From mboxrd@z Thu Jan  1 00:00:00 1970
From: "George Spelvin" <linux@horizon.com>
Subject: Re: Git commit generation numbers
Date: 17 Jul 2011 14:27:43 -0400
Message-ID: <20110717182743.14423.qmail@science.horizon.com>
Cc: linux@horizon.com, torvalds@linux-foundation.org
To: git@vger.kernel.org
X-From: git-owner@vger.kernel.org Sun Jul 17 20:30:20 2011
Return-path: <git-owner@vger.kernel.org>
Envelope-to: gcvg-git-2@lo.gmane.org
Received: from vger.kernel.org ([209.132.180.67])
	by lo.gmane.org with esmtp (Exim 4.69)
	(envelope-from <git-owner@vger.kernel.org>)
	id 1QiW6e-0002Fr-9X
	for gcvg-git-2@lo.gmane.org; Sun, 17 Jul 2011 20:30:20 +0200
Received: (majordomo@vger.kernel.org) by vger.kernel.org via listexpand
	id S1756064Ab1GQS1p (ORCPT <rfc822;gcvg-git-2@m.gmane.org>);
	Sun, 17 Jul 2011 14:27:45 -0400
Received: from science.horizon.com ([71.41.210.146]:50488 "HELO
	science.horizon.com" rhost-flags-OK-OK-OK-OK) by vger.kernel.org
	with SMTP id S1754577Ab1GQS1p (ORCPT <rfc822;git@vger.kernel.org>);
	Sun, 17 Jul 2011 14:27:45 -0400
Received: (qmail 14424 invoked by uid 1000); 17 Jul 2011 14:27:43 -0400
Sender: git-owner@vger.kernel.org
Precedence: bulk
List-ID: <git.vger.kernel.org>
X-Mailing-List: git@vger.kernel.org
Archived-At: <http://permalink.gmane.org/gmane.comp.version-control.git/177308>

> The thing I hate about it is very fundamental: I think it's a hack around a basic git
> design mistake. And it's a mistake we have known about for a long time.
> 
> Now, I don't think it's a *fatal* mistake, but I do find it very broken to basically
> say "we made a mistake in the original commit design, and instead of fixing it we
> create a separate workaround for it".
> 
> THAT I find distasteful. My reaction is that if we're going to add generation
> numbers, then were should just do it the way we should have done them originally,
> rather than as some separate hack.

There are a few design mistakes in git.  The way the object type
and size are prefixed to the data for hasing purposes, which prevents
aligned fetching from memory-mapped data in the hashing code, isn't too
pretty either.

But git has generally preferred to avoid storing information that can
be recomputed.  File renames are the big example.  given this, why the
heck store generation numbers?

They *can* be computed on demand, so arguably they *should*.  Cacheing is
then an optimization, just like packs, pack indexes, the hashed object
storage directories, and all that.


I'm in the "make it a cache" camp, honestly.  
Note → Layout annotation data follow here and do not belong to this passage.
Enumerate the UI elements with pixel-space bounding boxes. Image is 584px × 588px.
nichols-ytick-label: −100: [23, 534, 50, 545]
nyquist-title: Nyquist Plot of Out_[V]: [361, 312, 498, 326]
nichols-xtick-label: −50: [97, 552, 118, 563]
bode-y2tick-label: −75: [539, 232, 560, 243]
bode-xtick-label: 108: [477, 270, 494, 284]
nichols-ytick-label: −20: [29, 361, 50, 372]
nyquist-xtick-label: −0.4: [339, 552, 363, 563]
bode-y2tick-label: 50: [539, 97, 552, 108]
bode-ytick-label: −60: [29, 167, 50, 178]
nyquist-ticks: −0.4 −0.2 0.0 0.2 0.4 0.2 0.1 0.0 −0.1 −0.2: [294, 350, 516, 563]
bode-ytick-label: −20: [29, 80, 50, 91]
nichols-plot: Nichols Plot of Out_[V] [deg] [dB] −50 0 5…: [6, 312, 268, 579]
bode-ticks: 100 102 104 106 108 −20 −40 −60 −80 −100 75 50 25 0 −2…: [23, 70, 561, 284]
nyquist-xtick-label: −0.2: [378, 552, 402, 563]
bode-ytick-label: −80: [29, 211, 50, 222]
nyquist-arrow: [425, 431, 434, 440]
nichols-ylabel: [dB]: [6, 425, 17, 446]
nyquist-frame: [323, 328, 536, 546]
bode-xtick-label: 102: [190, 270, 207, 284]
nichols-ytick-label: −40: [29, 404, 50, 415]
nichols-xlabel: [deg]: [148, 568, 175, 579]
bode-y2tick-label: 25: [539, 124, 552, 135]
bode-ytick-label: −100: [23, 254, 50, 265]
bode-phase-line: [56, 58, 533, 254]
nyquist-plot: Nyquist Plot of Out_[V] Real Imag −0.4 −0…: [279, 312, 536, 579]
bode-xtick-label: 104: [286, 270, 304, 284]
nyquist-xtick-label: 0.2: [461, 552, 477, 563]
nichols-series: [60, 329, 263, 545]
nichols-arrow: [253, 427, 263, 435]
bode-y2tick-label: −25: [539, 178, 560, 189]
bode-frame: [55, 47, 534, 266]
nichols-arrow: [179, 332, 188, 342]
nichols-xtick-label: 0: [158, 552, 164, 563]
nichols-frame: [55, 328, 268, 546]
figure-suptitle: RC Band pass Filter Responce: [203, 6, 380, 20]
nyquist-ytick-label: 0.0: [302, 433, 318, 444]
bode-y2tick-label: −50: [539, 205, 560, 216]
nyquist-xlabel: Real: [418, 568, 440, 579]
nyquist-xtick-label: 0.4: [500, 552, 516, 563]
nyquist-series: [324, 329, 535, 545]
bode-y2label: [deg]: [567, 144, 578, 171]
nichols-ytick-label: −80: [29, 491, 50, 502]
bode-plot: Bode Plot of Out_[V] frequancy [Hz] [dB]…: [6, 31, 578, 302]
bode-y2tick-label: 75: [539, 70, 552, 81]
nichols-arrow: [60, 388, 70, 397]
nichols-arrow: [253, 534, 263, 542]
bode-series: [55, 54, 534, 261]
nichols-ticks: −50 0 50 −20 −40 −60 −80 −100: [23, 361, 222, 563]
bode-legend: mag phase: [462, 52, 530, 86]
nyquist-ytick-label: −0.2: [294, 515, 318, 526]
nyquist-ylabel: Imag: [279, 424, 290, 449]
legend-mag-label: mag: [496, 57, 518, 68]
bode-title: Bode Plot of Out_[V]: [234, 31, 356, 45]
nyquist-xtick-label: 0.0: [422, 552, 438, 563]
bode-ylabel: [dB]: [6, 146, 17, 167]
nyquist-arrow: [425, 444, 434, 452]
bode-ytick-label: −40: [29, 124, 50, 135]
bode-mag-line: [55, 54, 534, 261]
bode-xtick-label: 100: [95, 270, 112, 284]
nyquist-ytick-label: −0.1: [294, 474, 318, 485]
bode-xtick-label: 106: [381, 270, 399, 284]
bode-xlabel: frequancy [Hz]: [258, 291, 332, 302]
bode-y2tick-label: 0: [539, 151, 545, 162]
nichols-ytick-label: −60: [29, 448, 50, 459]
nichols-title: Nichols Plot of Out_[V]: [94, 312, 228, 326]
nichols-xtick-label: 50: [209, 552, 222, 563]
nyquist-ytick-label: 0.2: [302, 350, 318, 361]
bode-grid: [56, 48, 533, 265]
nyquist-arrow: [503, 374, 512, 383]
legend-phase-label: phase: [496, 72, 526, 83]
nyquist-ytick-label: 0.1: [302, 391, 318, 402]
For example, here's a different possible generation number scheme.
By making the generation number a cache, it becomes a valid alternative
to experiment with.

Simply store a topologically sorted list of commits.  Each commit's
position can serve as a generation number, and is greater than the
positions of all ancestors.  But by using the offset within the list,
the number is stored implicitly.

Generation numbers don't have to be consecutive as long as they're
correctly ordered, so you could, e.g. choose to make them unique.

I don't think this is actually worth it; I'm just using it as a
not-completely-insane example of a different design that nonetheless
achieves the same goal.

Why freeze this in the object format?